The number of such deaths is alarmingly high in the GCC. “Smoking is a serious problem that must be addressed on priority basis”, said Khoja. He further said: “If we look at the magnitude of this problem and its detrimental effects on health, society and economy, rapidly growing number of smokers of different ages who squander their money on smoking and the increasing rate of diseases caused by smoking, we will realize that it is important for all civil organizations to join forces to combat tobacco.”
He called on the young smokers to start to think about the dangers of smoking and either stop or cut down the number of cigarettes they are smoking. “We are committed to implementing the decision to put the graphics as per the plan endorsed by the expert GCC committees, and we are also mulling further measures to discourage smoking in the Gulf states,” said Khoja.

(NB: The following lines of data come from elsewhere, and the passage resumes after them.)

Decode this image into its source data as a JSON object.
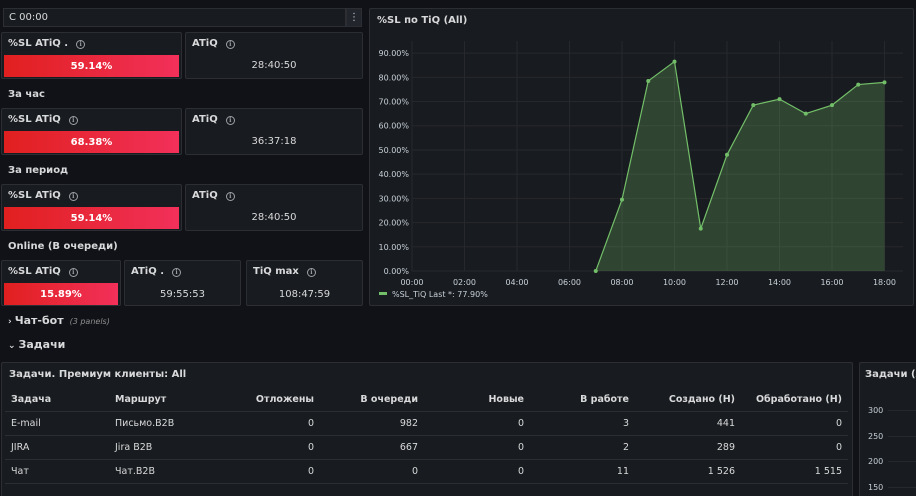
{
  "topbar": {
    "time_label": "С 00:00",
    "menu_icon": "kebab-menu-icon"
  },
  "stats": {
    "row1": {
      "sl_title": "%SL ATiQ .",
      "sl_value": "59.14%",
      "atiq_title": "ATiQ",
      "atiq_value": "28:40:50"
    },
    "hour_label": "За час",
    "row2": {
      "sl_title": "%SL ATiQ",
      "sl_value": "68.38%",
      "atiq_title": "ATiQ",
      "atiq_value": "36:37:18"
    },
    "period_label": "За период",
    "row3": {
      "sl_title": "%SL ATiQ",
      "sl_value": "59.14%",
      "atiq_title": "ATiQ",
      "atiq_value": "28:40:50"
    },
    "online_label": "Online (В очереди)",
    "row4": {
      "sl_title": "%SL ATiQ",
      "sl_value": "15.89%",
      "atiq_title": "ATiQ .",
      "atiq_value": "59:55:53",
      "tiq_title": "TiQ max",
      "tiq_value": "108:47:59"
    }
  },
  "chart_panel": {
    "title": "%SL по TiQ (All)",
    "legend_text": "%SL_TiQ  Last *: 77.90%"
  },
  "chart_data": {
    "type": "area",
    "title": "%SL по TiQ (All)",
    "x": [
      "07:00",
      "08:00",
      "09:00",
      "10:00",
      "11:00",
      "12:00",
      "13:00",
      "14:00",
      "15:00",
      "16:00",
      "17:00",
      "18:00"
    ],
    "series": [
      {
        "name": "%SL_TiQ",
        "values": [
          0,
          29.5,
          78.5,
          86.5,
          17.5,
          48.0,
          68.5,
          71.0,
          65.0,
          68.5,
          77.0,
          77.9
        ]
      }
    ],
    "x_ticks": [
      "00:00",
      "02:00",
      "04:00",
      "06:00",
      "08:00",
      "10:00",
      "12:00",
      "14:00",
      "16:00",
      "18:00"
    ],
    "y_ticks": [
      "0.00%",
      "10.00%",
      "20.00%",
      "30.00%",
      "40.00%",
      "50.00%",
      "60.00%",
      "70.00%",
      "80.00%",
      "90.00%"
    ],
    "ylim": [
      0,
      95
    ],
    "xlim_hours": [
      0,
      18.3
    ],
    "color": "#73bf69",
    "legend": "bottom-left"
  },
  "rows": {
    "chatbot": {
      "title": "Чат-бот",
      "sub": "(3 panels)"
    },
    "tasks": {
      "title": "Задачи"
    }
  },
  "tasks_table": {
    "title": "Задачи. Премиум клиенты: All",
    "columns": [
      "Задача",
      "Маршрут",
      "Отложены",
      "В очереди",
      "Новые",
      "В работе",
      "Создано (Н)",
      "Обработано (Н)"
    ],
    "rows": [
      [
        "E-mail",
        "Письмо.B2B",
        "0",
        "982",
        "0",
        "3",
        "441",
        "0"
      ],
      [
        "JIRA",
        "Jira B2B",
        "0",
        "667",
        "0",
        "2",
        "289",
        "0"
      ],
      [
        "Чат",
        "Чат.B2B",
        "0",
        "0",
        "0",
        "11",
        "1 526",
        "1 515"
      ]
    ]
  },
  "right_panel": {
    "title": "Задачи (All",
    "y_ticks": [
      "300",
      "250",
      "200",
      "150"
    ]
  }
}
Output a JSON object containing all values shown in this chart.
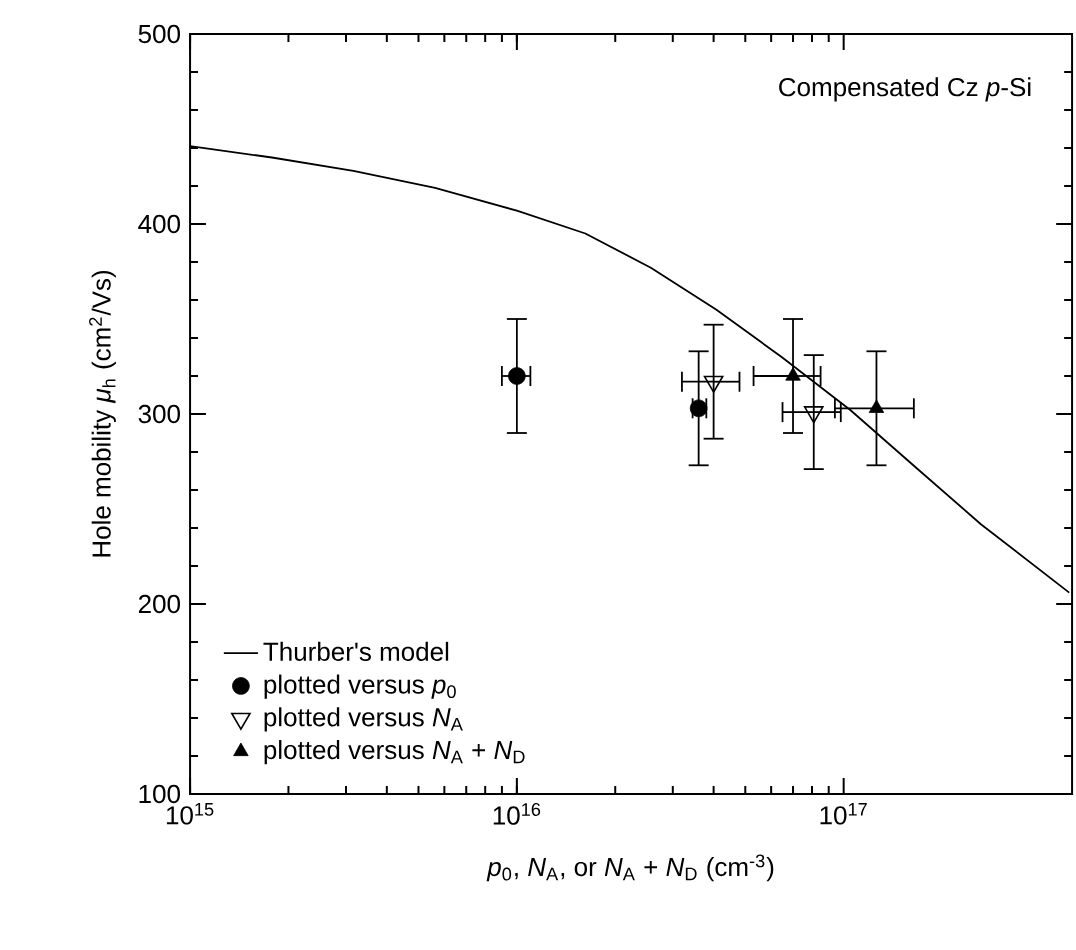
{
  "chart_data": {
    "type": "scatter",
    "xlabel": "*p*$_{0}$, *N*$_{A}$, or *N*$_{A}$ + *N*$_{D}$ (cm$^{-3}$)",
    "ylabel": "Hole mobility *μ*$_{h}$ (cm$^{2}$/Vs)",
    "annotations": [
      "Compensated Cz *p*-Si"
    ],
    "log": "x",
    "xlim": [
      1000000000000000.0,
      5e+17
    ],
    "xticks": [
      {
        "value": 1000000000000000.0,
        "label": "10$^{15}$"
      },
      {
        "value": 1e+16,
        "label": "10$^{16}$"
      },
      {
        "value": 1e+17,
        "label": "10$^{17}$"
      }
    ],
    "ylim": [
      100,
      500
    ],
    "yticks": [
      100,
      200,
      300,
      400,
      500
    ],
    "grid": false,
    "legend": "bottom left",
    "series": [
      {
        "name": "Thurber's model",
        "type": "line",
        "color": "#000000",
        "marker": "none",
        "line_style": "solid",
        "x": [
          1000000000000000.0,
          1780000000000000.0,
          3160000000000000.0,
          5620000000000000.0,
          1e+16,
          1.62e+16,
          2.57e+16,
          4.07e+16,
          6.46e+16,
          1.05e+17,
          1.66e+17,
          2.63e+17,
          4.9e+17
        ],
        "values": [
          441,
          435,
          428,
          419,
          407,
          395,
          377,
          355,
          330,
          302,
          272,
          242,
          206
        ]
      },
      {
        "name": "plotted versus *p*$_{0}$",
        "color": "#000000",
        "marker": "circle",
        "x": [
          1e+16,
          3.6e+16
        ],
        "values": [
          320,
          303
        ],
        "errors": [
          30,
          30
        ],
        "xerrors": [
          [
            9000000000000000.0,
            1.1e+16
          ],
          [
            3.45e+16,
            3.8e+16
          ]
        ]
      },
      {
        "name": "plotted versus *N*$_{A}$",
        "color": "#000000",
        "marker": "triangle-down-open",
        "x": [
          4e+16,
          8.1e+16
        ],
        "values": [
          317,
          301
        ],
        "errors": [
          30,
          30
        ],
        "xerrors": [
          [
            3.2e+16,
            4.8e+16
          ],
          [
            6.5e+16,
            9.8e+16
          ]
        ]
      },
      {
        "name": "plotted versus *N*$_{A}$ + *N*$_{D}$",
        "color": "#000000",
        "marker": "triangle",
        "x": [
          7e+16,
          1.26e+17
        ],
        "values": [
          320,
          303
        ],
        "errors": [
          30,
          30
        ],
        "xerrors": [
          [
            5.3e+16,
            8.5e+16
          ],
          [
            9.4e+16,
            1.64e+17
          ]
        ]
      }
    ]
  }
}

Asked whether the governments in the GCC member countries will go ahead with the implementation to publish the graphics explaining the dangers of smoking on cigarette packets, Khoja said that “the Gulf governments will go ahead despite pressure from lobbies representing tobacco companies to delay or cancel the GCC decision.”
Moreover, the GCC still hopes to introduce an increased percentage of tax on tobacco products, added Khoja.
Asked about the graphics that have been selected by the WHO for printing on cigarette packs, he said that cigarette manufacturers are required to add graphic images, such as damaged lungs or infected jaws, on cigarette packets to warn consumers about the hazards of smoking. Images should be used along with written warnings and should be big enough to cover at least 30 percent of the space on the packet.
According to estimates, 4 million people in the GCC smoke more than 50 billion cigarettes a year. Several countries including Brazil, Britain, Canada, India, Iran, Mexico, New Zealand, Pakistan, Singapore, Taiwan and Thailand have imposed the pictorial warnings. However, a plan by the US to require images on cigarette packs starting Sept. 22 was defeated after a court on Friday ruled that the planned images went beyond “pure attempts to convey information to consumers.”
“They are unabashed attempts to evoke emotion (and perhaps embarrassment) and browbeat consumers into quitting,” the US Court of Appeals in Washington said. Tobacco companies took the US Food and Drug Administration to court on the grounds that the cigarette labels violated the First Amendment of the US Constitution. US officials said that around 450,000 Americans die each year from smoking-related causes, costing the US economy $ 200 billion annually in medical expenses and lost productivity.
In Australia, however, the Australian High Court has rejected a challenge by multinational tobacco companies against the government’s tobacco plain packaging legislation. Under the new law, “cigarettes and other tobacco products sold in Australia after Dec. 1 must be in drab olive/brown packaging with no brand logos or colorful designs. Brand names will be restricted to small, generic type. The packaging will also include large health warnings and may include disturbing graphics depicting the ill-health effects of smoking.